If you want to try studying Japanese independently, you're in good company. While Japanese is a fairly normal language to learn nowadays, classes aren't readily available or convenient everywhere and for everyone, so many people learn through less traditional methods for at least some part of their journey.
This page focuses on how to use the Beginning Lessons as an independent course of study. If you do happen to go to a school that has a Japanese program, or if you have a community college nearby, by all means take advantage of it. The experience of having a teacher to ask for help in person and fellow students to practice with is just as important as the information you'll get from the class.
The amount of material covered is equivalent to about one semester of college level study at 5 credit hours, which is theoretically 5 hours of class + 10 hours of additional study time each week, for a total of 15 weeks. This adds up to 225 theoretical hours of study, though you should take this exact number with a grain of salt. At more of a high-school like pace, you would probably stretch the content over roughly 30 weeks.
Feel free to tackle the course at whatever pace you think you can handle. To avoid burnout, I would recommend that you set a relatively attainable minimum amount of weekly study time, and put in extra hours when you have the time and motivation. Remember that learning a second language takes a lot of work, but the result is a useful skill that will allow you to connect with other language learners and native speakers alike.
Recommended Course Of Study
The following chart is a rough outline of how you would cover the Beginning Lessons from start to finish. Each "step" should take about the same amount of time to complete.
|1||The Preliminaries, Basic Expressions||Basic grammar, politeness, expressions||Read up to "Pitch Accent and Vowel Devoicing", learn Hiragana|
|2||Part 1: Nouns and Adjectives||Wa and Desu, nouns, questions, negation, numbers||Practice using Hiragana, Kanji Lesson 0-1 (numbers)|
|3||cont.||cont.||Kanji Lesson 0-2 (Kanji from pictures)|
|4||cont.||Adjectives, compound sentences||"Katakana and Borrowed Words", learn Katakana|
|5||Part 2: Verbs and Conjugation||Masu form, using verbs||Practice using Katakana|
|6||cont.||Conjugations of masu form, past tense||Kanji Lesson 0-3 (days of the week)|
|7||cont.||Te form, commands and connectives||Kanji Lesson 0-4 (Kanji for dates and time)|
This curriculum may be adjusted as I get feedback from readers.
Note: as of the time of writing, the Beginning Lesson and the accompanying Kanji lessons are still being written.
Textbooks and Practice Materials
These lessons are best used alongside an actual textbook or other learning materials. This is simply because there's more to learning a language than reading about it on the web – you have to use it too. You can find all the information you need here and elsewhere on the internet, but there are some extremely useful things that only a textbook has:
- Example conversations (ideally both printed and recorded)

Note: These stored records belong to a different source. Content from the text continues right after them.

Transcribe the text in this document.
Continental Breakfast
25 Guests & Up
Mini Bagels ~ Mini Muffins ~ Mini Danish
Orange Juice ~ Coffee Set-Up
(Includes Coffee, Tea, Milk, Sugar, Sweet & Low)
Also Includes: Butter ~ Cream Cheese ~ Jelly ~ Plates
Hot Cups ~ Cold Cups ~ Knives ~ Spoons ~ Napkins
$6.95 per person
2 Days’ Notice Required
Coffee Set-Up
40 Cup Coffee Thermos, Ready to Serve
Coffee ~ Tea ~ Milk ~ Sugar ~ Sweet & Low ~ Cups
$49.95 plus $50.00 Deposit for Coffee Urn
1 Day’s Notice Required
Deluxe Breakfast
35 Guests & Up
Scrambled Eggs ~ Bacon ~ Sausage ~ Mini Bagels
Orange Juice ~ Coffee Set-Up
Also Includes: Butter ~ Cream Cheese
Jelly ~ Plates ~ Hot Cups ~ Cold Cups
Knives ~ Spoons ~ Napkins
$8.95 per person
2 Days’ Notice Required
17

- Practice readings (ideally with translations)
- Grammar and writing drills (ideallywith an answer key)
Not every textbook adequately meets these needs, but nowadays it's not difficult to find high quality, reasonably priced textbooks and other resources for beginning and intermediate Japanese learners, especially from online retailers. Also thanks to the internet, it's no longer difficult to find a conversation partner either.
You would do well, however, to avoid products with names like "Learn Japanese in Just X Minutes a Day!", as well as things like:
- Japanese for Dummies, which is incredibly dumbed down and misleading
- Rosetta Stone, because cognitive science says that no, you can't learn a second language the way you learned your first language as a baby; your brain isn't wired that way any more! (not to mention that the series is atrociously overpriced)
What you want is the following:
- A decent textbook (described above)
- Additional audio materials (a CD audio course, podcasts, anime…anything)
- A J-E/E-J dictionary (somewhat optional, thanks to jisho.org)
- A free flashcard program (by far the fastest way to memorize vocabulary)
- And ideally, both native speakers and learners near your level to talk to (possibly online)
A list of recommended resources for beginners is in the works, but in the meantime you should check out the links section to see some of the stuff I've found on the web.